I’ve been asking myself what, if any, might be my mission in life, and wondering if, with my modest resources and energy, I’d still be up to it.
To my relief, the instigator of the question himself, Fr. Tito Caluag, assures me that in my complicated senior situation— with children and grandchildren from my first and only Catholic marriage, the second being a civil one, bringing me stepchildren and step-grandchildren—I probably have long been on it. It’s people like Fr. Tito who keep me from disengaging myself completely from the Catholic Church, which, in fairness, would sooner reopen the door for me if only Vergel and I got our marriage annulment from, and married in, that church.
Fr. Tito, who now lives and works outside his Jesuit community, is on his own mission. He is a constant reminder that working for others can be accomplished creatively, even outside prescribed structures, even on one’s own. And if I need yet another nonconformist to look up to, I have Pope Francis no less. He brings me back to all things simple and, one who does as he preaches, he himself goes about his ministry unbridled by the pomp of his office, indeed with an endearing style befitting his chosen papal name.
At the moment, I’m a freelance spirit, self-employed, so to speak, walking no particular path, nay, walking several paths. But I do know that it’s time I thought of beneficiaries outside my family, which happens to be the theme of my classmate Chit Reodica’s presidency of our high-school alumnae association at St. Theresa’s College of Quezon City. It’s she who has shown me that philanthropy is about quality of spirit, not quantity of means.
Schoolbags and fresh milk
The other day she sent me pictures of another trip with some members of her board to another school, the Talubin Elementary School in Bontoc, a five-hour, mostly rough-road trip from Baguio, to bring schoolbags and fresh milk for its 400-odd pupils, who waited in the sun to welcome them with a short program.
Wherever they go on such a mission, she says, their modest philanthropy is dwarfed by the enormous need, and how they wish they could give more!
A former health secretary, Chit has indeed seen the faces of poverty first-hand, and says she can’t quite stop thinking of them. But while nothing is ever enough, she says, she can’t stop giving what she can on her own and raising further aid where she can, all done, amazingly, on the energy of a woman in her mid-70s. And she’s sweet to console me that some of my own writing (although certainly not anywhere near the inspirational sort George Sison does, particularly in his new book “You are God as You”) should have its own lifting effect—in my dreams, I’m tempted to reply.
From Christian Monsod comes a heartrending, conscience-piquing fact: there are 22 million poor Filipinos, 9 million of them food-poor. Its prompt effect on me is to do without many things—eating less is one of them, however self-serving it is in a way, admittedly. It’s the least one can do.

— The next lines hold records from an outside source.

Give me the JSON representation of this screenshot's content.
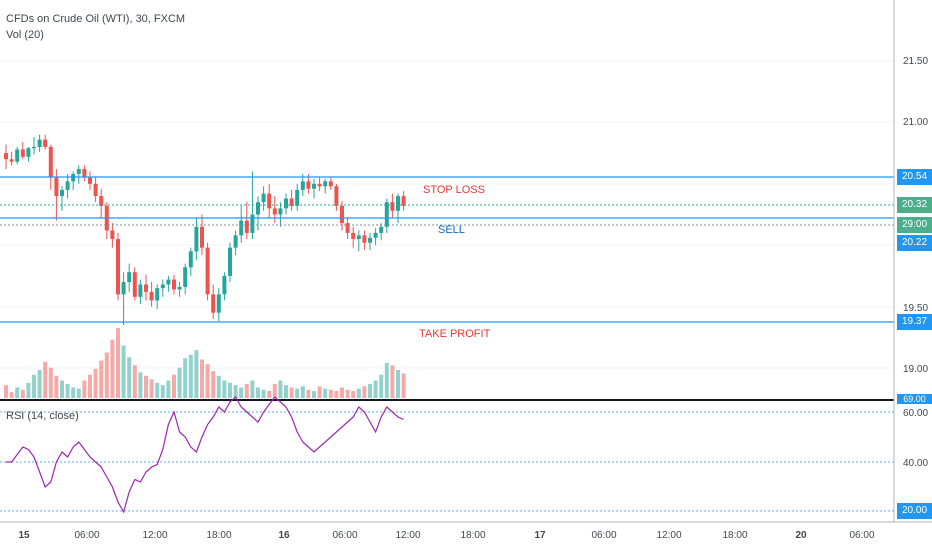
{
  "header": {
    "symbol_line": "CFDs on Crude Oil (WTI), 30, FXCM",
    "volume_label": "Vol (20)",
    "rsi_label": "RSI (14, close)"
  },
  "price_axis": {
    "labels": [
      "21.50",
      "21.00",
      "19.50",
      "19.00"
    ],
    "tag_stop": "20.54",
    "tag_last": "20.32",
    "tag_countdown": "29:00",
    "tag_sell": "20.22",
    "tag_tp": "19.37",
    "tag_vol": "69.00"
  },
  "rsi_axis": {
    "labels": [
      "60.00",
      "40.00"
    ],
    "tag_20": "20.00"
  },
  "time_axis": [
    "15",
    "06:00",
    "12:00",
    "18:00",
    "16",
    "06:00",
    "12:00",
    "18:00",
    "17",
    "06:00",
    "12:00",
    "18:00",
    "20",
    "06:00"
  ],
  "annotations": {
    "stop_loss": "STOP LOSS",
    "sell": "SELL",
    "take_profit": "TAKE PROFIT"
  },
  "colors": {
    "up": "#26a69a",
    "down": "#ef5350",
    "level_line": "#2196f3",
    "rsi_line": "#9c27b0",
    "annotation_red": "#e53935",
    "annotation_blue": "#1565c0"
  },
  "chart_data": {
    "type": "candlestick",
    "timeframe_minutes": 30,
    "ohlc": [
      [
        20.75,
        20.82,
        20.62,
        20.7
      ],
      [
        20.7,
        20.76,
        20.65,
        20.68
      ],
      [
        20.68,
        20.8,
        20.66,
        20.78
      ],
      [
        20.78,
        20.84,
        20.7,
        20.72
      ],
      [
        20.72,
        20.8,
        20.68,
        20.79
      ],
      [
        20.79,
        20.88,
        20.74,
        20.8
      ],
      [
        20.8,
        20.9,
        20.76,
        20.86
      ],
      [
        20.86,
        20.9,
        20.78,
        20.8
      ],
      [
        20.8,
        20.82,
        20.45,
        20.55
      ],
      [
        20.55,
        20.62,
        20.2,
        20.4
      ],
      [
        20.4,
        20.48,
        20.28,
        20.45
      ],
      [
        20.45,
        20.58,
        20.38,
        20.52
      ],
      [
        20.52,
        20.6,
        20.45,
        20.58
      ],
      [
        20.58,
        20.65,
        20.5,
        20.62
      ],
      [
        20.62,
        20.65,
        20.52,
        20.55
      ],
      [
        20.55,
        20.6,
        20.45,
        20.5
      ],
      [
        20.5,
        20.56,
        20.35,
        20.4
      ],
      [
        20.4,
        20.46,
        20.22,
        20.32
      ],
      [
        20.32,
        20.35,
        20.05,
        20.12
      ],
      [
        20.12,
        20.18,
        19.98,
        20.05
      ],
      [
        20.05,
        20.1,
        19.55,
        19.6
      ],
      [
        19.6,
        19.78,
        19.35,
        19.7
      ],
      [
        19.7,
        19.85,
        19.62,
        19.78
      ],
      [
        19.78,
        19.82,
        19.55,
        19.58
      ],
      [
        19.58,
        19.72,
        19.52,
        19.68
      ],
      [
        19.68,
        19.76,
        19.55,
        19.62
      ],
      [
        19.62,
        19.7,
        19.5,
        19.55
      ],
      [
        19.55,
        19.68,
        19.48,
        19.65
      ],
      [
        19.65,
        19.72,
        19.58,
        19.68
      ],
      [
        19.68,
        19.75,
        19.62,
        19.72
      ],
      [
        19.72,
        19.76,
        19.6,
        19.64
      ],
      [
        19.64,
        19.7,
        19.58,
        19.66
      ],
      [
        19.66,
        19.85,
        19.6,
        19.82
      ],
      [
        19.82,
        19.98,
        19.75,
        19.95
      ],
      [
        19.95,
        20.22,
        19.88,
        20.15
      ],
      [
        20.15,
        20.25,
        19.92,
        19.98
      ],
      [
        19.98,
        20.02,
        19.55,
        19.6
      ],
      [
        19.6,
        19.68,
        19.4,
        19.45
      ],
      [
        19.45,
        19.65,
        19.38,
        19.6
      ],
      [
        19.6,
        19.78,
        19.55,
        19.75
      ],
      [
        19.75,
        20.02,
        19.7,
        19.98
      ],
      [
        19.98,
        20.12,
        19.92,
        20.08
      ],
      [
        20.08,
        20.32,
        20.02,
        20.2
      ],
      [
        20.2,
        20.35,
        20.05,
        20.1
      ],
      [
        20.1,
        20.6,
        20.05,
        20.25
      ],
      [
        20.25,
        20.4,
        20.12,
        20.35
      ],
      [
        20.35,
        20.48,
        20.28,
        20.42
      ],
      [
        20.42,
        20.5,
        20.22,
        20.3
      ],
      [
        20.3,
        20.4,
        20.18,
        20.25
      ],
      [
        20.25,
        20.35,
        20.15,
        20.3
      ],
      [
        20.3,
        20.42,
        20.25,
        20.38
      ],
      [
        20.38,
        20.45,
        20.28,
        20.32
      ],
      [
        20.32,
        20.5,
        20.28,
        20.45
      ],
      [
        20.45,
        20.58,
        20.4,
        20.52
      ],
      [
        20.52,
        20.58,
        20.42,
        20.46
      ],
      [
        20.46,
        20.54,
        20.38,
        20.5
      ],
      [
        20.5,
        20.56,
        20.44,
        20.48
      ],
      [
        20.48,
        20.54,
        20.42,
        20.52
      ],
      [
        20.52,
        20.55,
        20.45,
        20.48
      ],
      [
        20.48,
        20.5,
        20.28,
        20.32
      ],
      [
        20.32,
        20.36,
        20.12,
        20.18
      ],
      [
        20.18,
        20.22,
        20.05,
        20.1
      ],
      [
        20.1,
        20.15,
        19.98,
        20.05
      ],
      [
        20.05,
        20.12,
        19.95,
        20.08
      ],
      [
        20.08,
        20.12,
        19.96,
        20.02
      ],
      [
        20.02,
        20.1,
        19.96,
        20.06
      ],
      [
        20.06,
        20.14,
        20.0,
        20.1
      ],
      [
        20.1,
        20.18,
        20.04,
        20.15
      ],
      [
        20.15,
        20.38,
        20.1,
        20.35
      ],
      [
        20.35,
        20.42,
        20.22,
        20.28
      ],
      [
        20.28,
        20.42,
        20.18,
        20.4
      ],
      [
        20.4,
        20.44,
        20.28,
        20.32
      ]
    ],
    "volume": [
      22,
      10,
      18,
      14,
      26,
      40,
      48,
      62,
      52,
      38,
      30,
      24,
      18,
      16,
      30,
      40,
      50,
      64,
      78,
      100,
      120,
      90,
      70,
      56,
      44,
      38,
      32,
      26,
      22,
      30,
      40,
      52,
      68,
      74,
      82,
      66,
      58,
      46,
      38,
      30,
      26,
      22,
      18,
      24,
      30,
      18,
      14,
      12,
      24,
      30,
      22,
      18,
      16,
      20,
      14,
      12,
      20,
      16,
      14,
      12,
      18,
      14,
      12,
      16,
      20,
      24,
      30,
      40,
      60,
      56,
      48,
      42
    ],
    "rsi": [
      40,
      40,
      43,
      46,
      45,
      42,
      36,
      30,
      32,
      40,
      44,
      42,
      46,
      48,
      45,
      42,
      40,
      38,
      34,
      30,
      24,
      20,
      28,
      33,
      32,
      36,
      38,
      39,
      45,
      55,
      60,
      52,
      50,
      46,
      44,
      50,
      55,
      58,
      62,
      60,
      64,
      66,
      62,
      60,
      58,
      56,
      60,
      63,
      66,
      64,
      62,
      58,
      52,
      48,
      46,
      44,
      46,
      48,
      50,
      52,
      54,
      56,
      58,
      62,
      60,
      56,
      52,
      58,
      62,
      60,
      58,
      57
    ],
    "levels": {
      "stop_loss": 20.54,
      "sell": 20.22,
      "take_profit": 19.37
    },
    "last_price": 20.32,
    "price_range": [
      19.0,
      21.75
    ],
    "rsi_range": [
      20,
      60
    ]
  }
}
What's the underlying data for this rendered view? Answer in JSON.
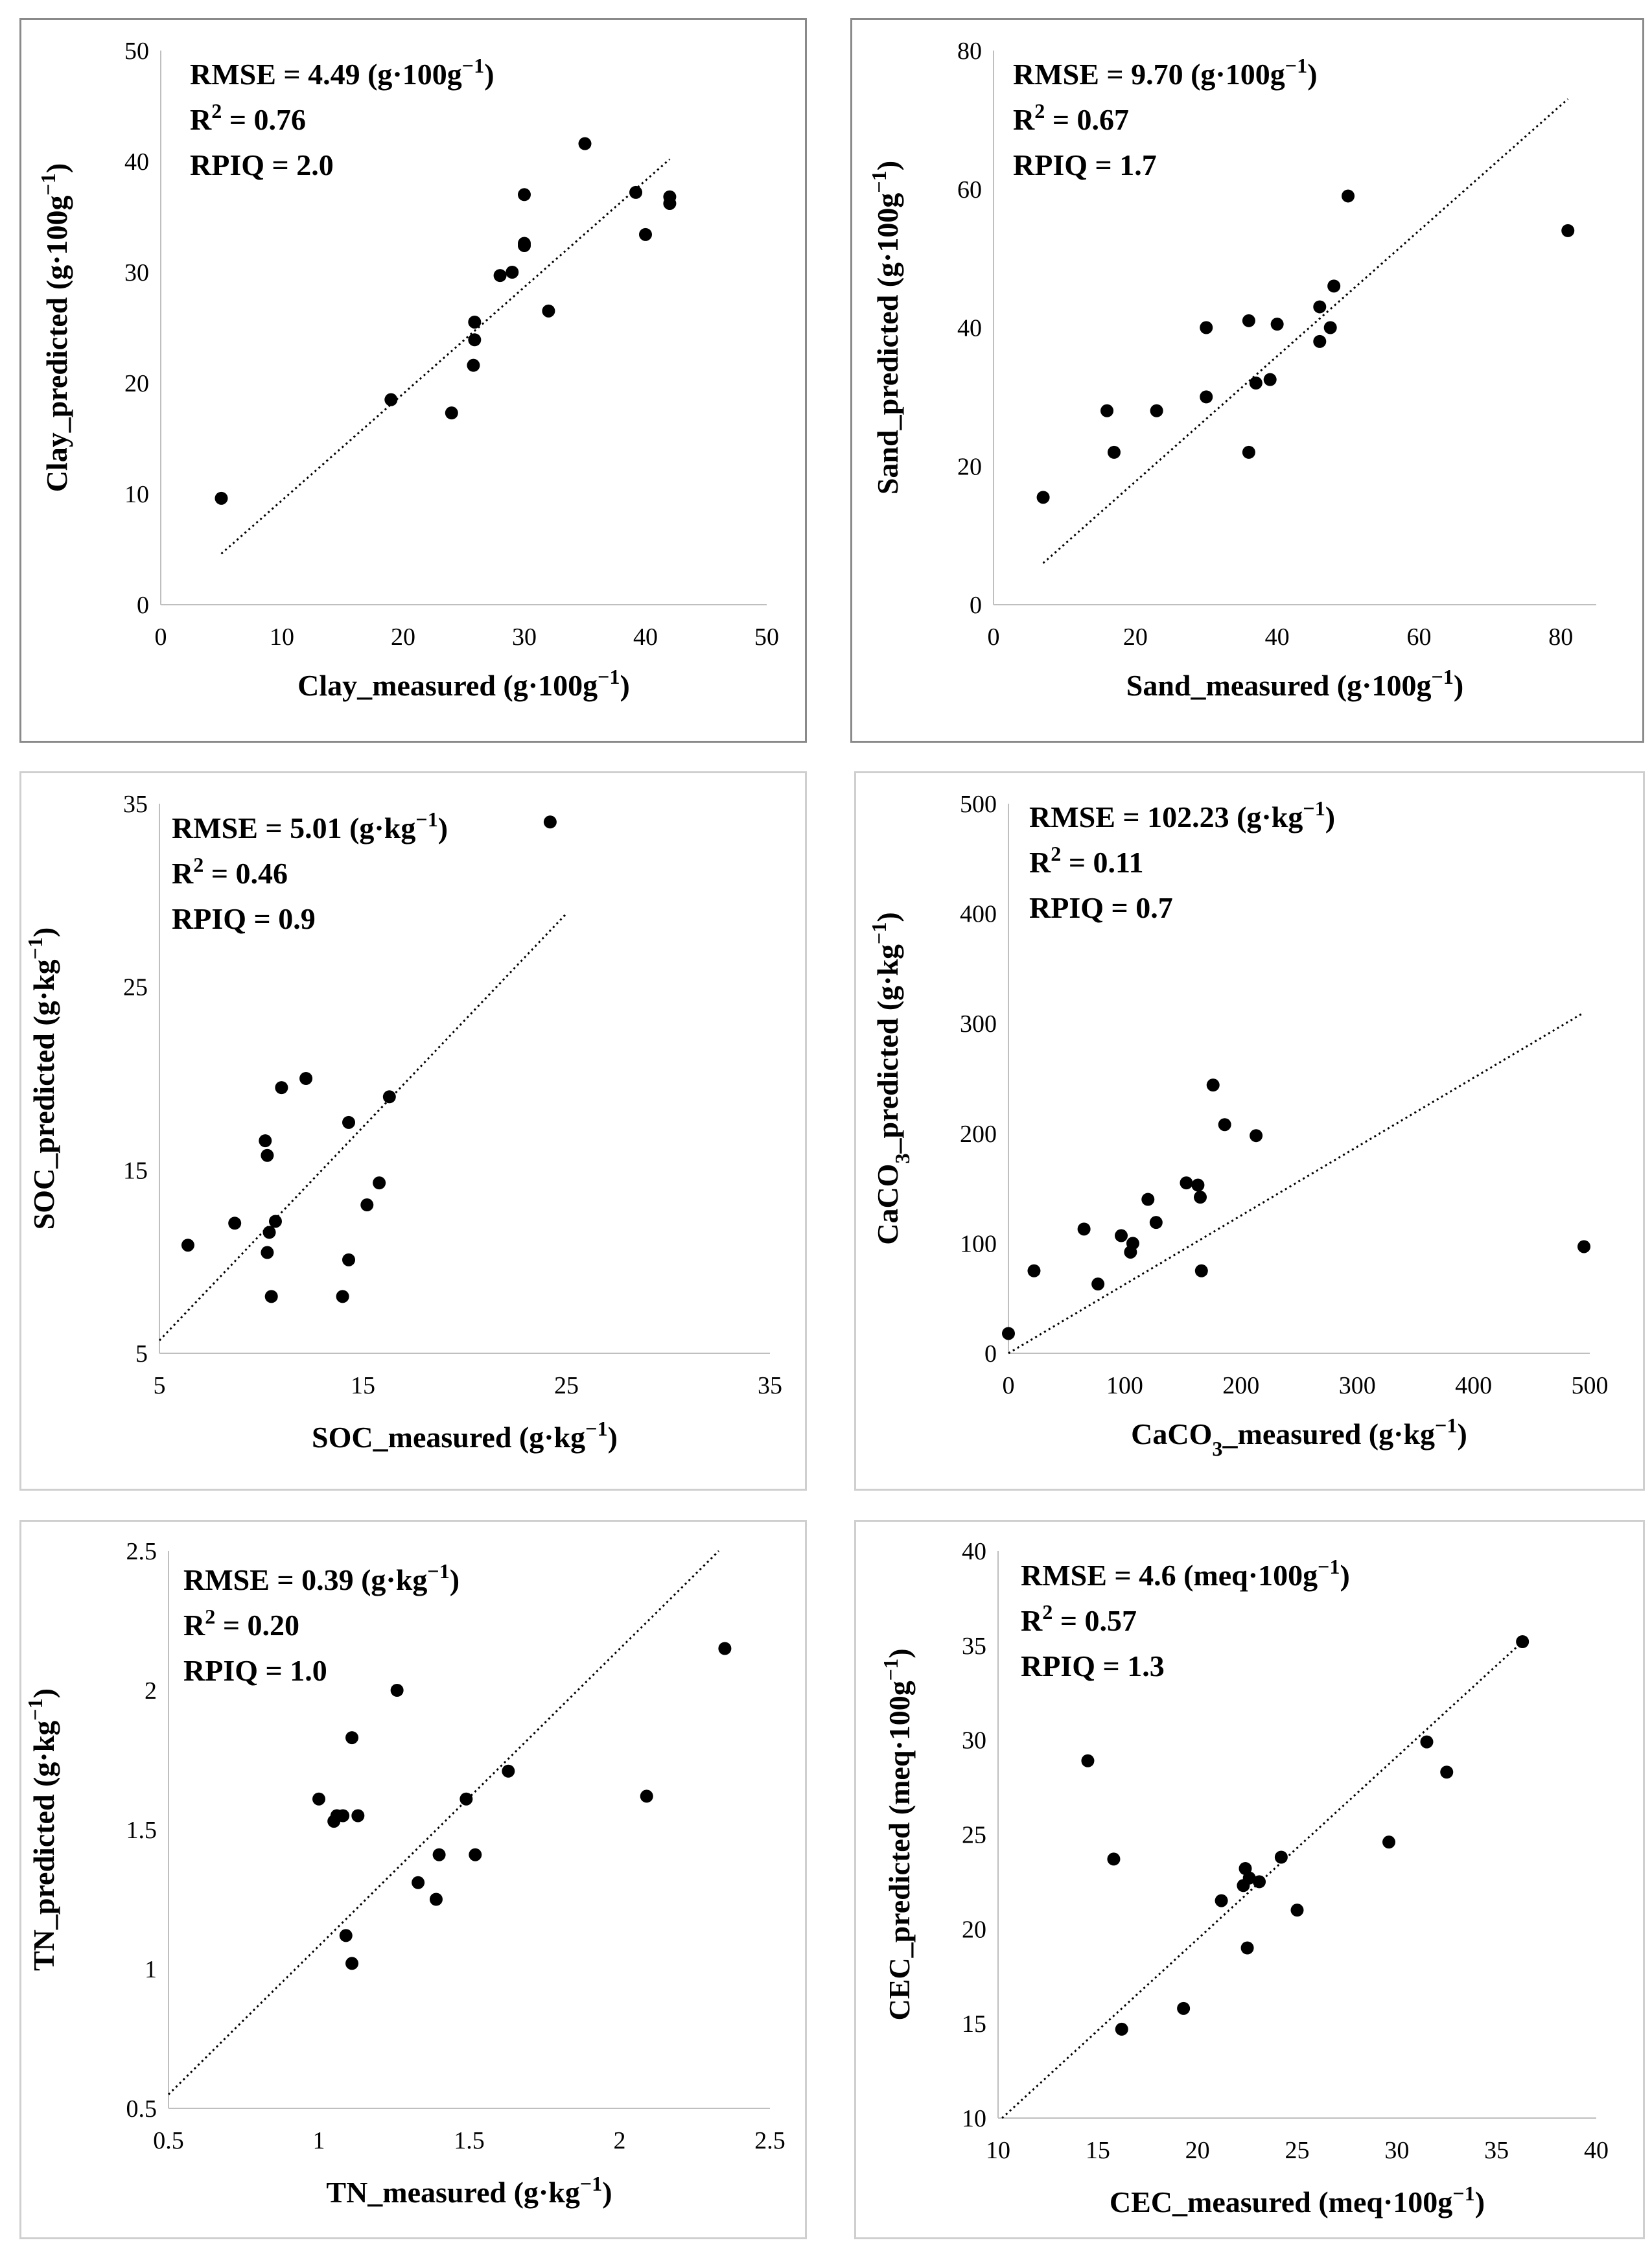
{
  "chart_data": [
    {
      "type": "scatter",
      "id": "clay",
      "title": "",
      "xlabel": "Clay_measured (g·100g⁻¹)",
      "ylabel": "Clay_predicted (g·100g⁻¹)",
      "xlim": [
        0,
        50
      ],
      "ylim": [
        0,
        50
      ],
      "xticks": [
        0,
        10,
        20,
        30,
        40,
        50
      ],
      "yticks": [
        0,
        10,
        20,
        30,
        40,
        50
      ],
      "xtick_labels": [
        "0",
        "10",
        "20",
        "30",
        "40",
        "50"
      ],
      "ytick_labels": [
        "0",
        "10",
        "20",
        "30",
        "40",
        "50"
      ],
      "stats": [
        "RMSE = 4.49 (g·100g⁻¹)",
        "R² = 0.76",
        "RPIQ = 2.0"
      ],
      "trendline": {
        "x": [
          5,
          42
        ],
        "y": [
          4.6,
          40.2
        ]
      },
      "points": {
        "x": [
          5,
          19,
          24,
          25.8,
          25.9,
          25.9,
          28,
          29,
          30,
          30,
          30,
          32,
          35,
          39.2,
          40,
          42,
          42
        ],
        "y": [
          9.6,
          18.5,
          17.3,
          21.6,
          23.9,
          25.5,
          29.7,
          30,
          32.4,
          32.6,
          37,
          26.5,
          41.6,
          37.2,
          33.4,
          36.2,
          36.8
        ]
      }
    },
    {
      "type": "scatter",
      "id": "sand",
      "title": "",
      "xlabel": "Sand_measured (g·100g⁻¹)",
      "ylabel": "Sand_predicted (g·100g⁻¹)",
      "xlim": [
        0,
        85
      ],
      "ylim": [
        0,
        80
      ],
      "xticks": [
        0,
        20,
        40,
        60,
        80
      ],
      "yticks": [
        0,
        20,
        40,
        60,
        80
      ],
      "xtick_labels": [
        "0",
        "20",
        "40",
        "60",
        "80"
      ],
      "ytick_labels": [
        "0",
        "20",
        "40",
        "60",
        "80"
      ],
      "stats": [
        "RMSE = 9.70 (g·100g⁻¹)",
        "R² = 0.67",
        "RPIQ = 1.7"
      ],
      "trendline": {
        "x": [
          7,
          81
        ],
        "y": [
          6,
          73
        ]
      },
      "points": {
        "x": [
          7,
          16,
          17,
          23,
          30,
          30,
          36,
          36,
          37,
          39,
          40,
          46,
          46,
          47.5,
          48,
          50,
          81
        ],
        "y": [
          15.5,
          28,
          22,
          28,
          30,
          40,
          22,
          41,
          32,
          32.5,
          40.5,
          38,
          43,
          40,
          46,
          59,
          54
        ]
      }
    },
    {
      "type": "scatter",
      "id": "soc",
      "title": "",
      "xlabel": "SOC_measured (g·kg⁻¹)",
      "ylabel": "SOC_predicted (g·kg⁻¹)",
      "xlim": [
        5,
        35
      ],
      "ylim": [
        5,
        35
      ],
      "xticks": [
        5,
        15,
        25,
        35
      ],
      "yticks": [
        5,
        15,
        25,
        35
      ],
      "xtick_labels": [
        "5",
        "15",
        "25",
        "35"
      ],
      "ytick_labels": [
        "5",
        "15",
        "25",
        "35"
      ],
      "stats": [
        "RMSE = 5.01 (g·kg⁻¹)",
        "R² = 0.46",
        "RPIQ = 0.9"
      ],
      "trendline": {
        "x": [
          5,
          25
        ],
        "y": [
          5.7,
          29
        ]
      },
      "points": {
        "x": [
          6.4,
          8.7,
          10.2,
          10.3,
          10.3,
          10.4,
          10.5,
          10.7,
          11,
          12.2,
          14,
          14.3,
          14.3,
          15.2,
          15.8,
          16.3,
          24.2
        ],
        "y": [
          10.9,
          12.1,
          16.6,
          15.8,
          10.5,
          11.6,
          8.1,
          12.2,
          19.5,
          20,
          8.1,
          10.1,
          17.6,
          13.1,
          14.3,
          19,
          34
        ]
      }
    },
    {
      "type": "scatter",
      "id": "caco3",
      "title": "",
      "xlabel": "CaCO₃_measured (g·kg⁻¹)",
      "ylabel": "CaCO₃_predicted (g·kg⁻¹)",
      "xlim": [
        0,
        500
      ],
      "ylim": [
        0,
        500
      ],
      "xticks": [
        0,
        100,
        200,
        300,
        400,
        500
      ],
      "yticks": [
        0,
        100,
        200,
        300,
        400,
        500
      ],
      "xtick_labels": [
        "0",
        "100",
        "200",
        "300",
        "400",
        "500"
      ],
      "ytick_labels": [
        "0",
        "100",
        "200",
        "300",
        "400",
        "500"
      ],
      "stats": [
        "RMSE = 102.23 (g·kg⁻¹)",
        "R² = 0.11",
        "RPIQ =  0.7"
      ],
      "trendline": {
        "x": [
          0,
          495
        ],
        "y": [
          0,
          310
        ]
      },
      "points": {
        "x": [
          0,
          22,
          65,
          77,
          97,
          105,
          107,
          120,
          127,
          153,
          163,
          165,
          166,
          176,
          186,
          213,
          495
        ],
        "y": [
          18,
          75,
          113,
          63,
          107,
          92,
          100,
          140,
          119,
          155,
          153,
          142,
          75,
          244,
          208,
          198,
          97
        ]
      }
    },
    {
      "type": "scatter",
      "id": "tn",
      "title": "",
      "xlabel": "TN_measured (g·kg⁻¹)",
      "ylabel": "TN_predicted (g·kg⁻¹)",
      "xlim": [
        0.5,
        2.5
      ],
      "ylim": [
        0.5,
        2.5
      ],
      "xticks": [
        0.5,
        1,
        1.5,
        2,
        2.5
      ],
      "yticks": [
        0.5,
        1,
        1.5,
        2,
        2.5
      ],
      "xtick_labels": [
        "0.5",
        "1",
        "1.5",
        "2",
        "2.5"
      ],
      "ytick_labels": [
        "0.5",
        "1",
        "1.5",
        "2",
        "2.5"
      ],
      "stats": [
        "RMSE = 0.39 (g·kg⁻¹)",
        "R² = 0.20",
        "RPIQ = 1.0"
      ],
      "trendline": {
        "x": [
          0.5,
          2.33
        ],
        "y": [
          0.55,
          2.5
        ]
      },
      "points": {
        "x": [
          1,
          1.05,
          1.06,
          1.08,
          1.09,
          1.11,
          1.11,
          1.13,
          1.26,
          1.33,
          1.39,
          1.4,
          1.49,
          1.52,
          1.63,
          2.09,
          2.35
        ],
        "y": [
          1.61,
          1.53,
          1.55,
          1.55,
          1.12,
          1.02,
          1.83,
          1.55,
          2,
          1.31,
          1.25,
          1.41,
          1.61,
          1.41,
          1.71,
          1.62,
          2.15
        ]
      }
    },
    {
      "type": "scatter",
      "id": "cec",
      "title": "",
      "xlabel": "CEC_measured (meq·100g⁻¹)",
      "ylabel": "CEC_predicted (meq·100g⁻¹)",
      "xlim": [
        10,
        40
      ],
      "ylim": [
        10,
        40
      ],
      "xticks": [
        10,
        15,
        20,
        25,
        30,
        35,
        40
      ],
      "yticks": [
        10,
        15,
        20,
        25,
        30,
        35,
        40
      ],
      "xtick_labels": [
        "10",
        "15",
        "20",
        "25",
        "30",
        "35",
        "40"
      ],
      "ytick_labels": [
        "10",
        "15",
        "20",
        "25",
        "30",
        "35",
        "40"
      ],
      "stats": [
        "RMSE = 4.6 (meq·100g⁻¹)",
        "R² = 0.57",
        "RPIQ = 1.3"
      ],
      "trendline": {
        "x": [
          10.2,
          36.3
        ],
        "y": [
          10,
          35.2
        ]
      },
      "points": {
        "x": [
          14.5,
          15.8,
          16.2,
          19.3,
          21.2,
          22.3,
          22.4,
          22.5,
          22.6,
          23.1,
          24.2,
          25,
          29.6,
          31.5,
          32.5,
          36.3
        ],
        "y": [
          28.9,
          23.7,
          14.7,
          15.8,
          21.5,
          22.3,
          23.2,
          19,
          22.7,
          22.5,
          23.8,
          21,
          24.6,
          29.9,
          28.3,
          35.2
        ]
      }
    }
  ]
}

I could drown just thinking of all those unshod schoolchildren packed in makeshift classrooms, with no chairs, no books, not even bags to contain what school materials they can collect for themselves. But what can one do? It’s a question widely asked in the shameful, selfish context of an excuse, an escape.
Living simply
But Pope Francis, by doing what he does, shows me what I can do, basically: if he can do away with the pomp and circumstance of papacy, I can do away with my own excess. As my grandfather Rafael would say, living simply is a kind of philanthropy in itself; every time one buys more than one needs, one actually takes away from the poor.
It was Lolo Rafael I first heard warn against living in walled and guarded villages. It would isolate the rich from the poor, and the alienation would be a loss for both, he said. He was proud that Lola Enchay and the woman who owned the neighborhood sari-sari store where she bought galletas and Cosmos soft drinks called each other by their first names and chatted beyond business.
Pope Francis repeatedly cries out for the rights of children, of the poor, of migrants and other victims of oppression, of the marginalized. Surely if we knew any of them by face and name, we’d be more concerned for them. Once, when we the caretakers of the forest we had built in the heart of Manila, along Arroceros St., decided to invite some of the neighboring poor to an event there, one of us quite candidly and innocently asked, “Do we know any poor?”
Exactly as Lolo Rafael prophesied, separation leads to isolation and alienation, and further to prejudice and animosity and thoughtlessness.
To anyone wondering what to do with his time and resources, no matter how meager, I’d like to share the message I got from the title of a book by Regina Brett, even if possibly its content has little or nothing to do with issue raised here; it says, “God is Always Hiring.” It inspires us to find our way to our own philanthropy.
In God’s employ there’s always an opening, and it’s never too late to seize it.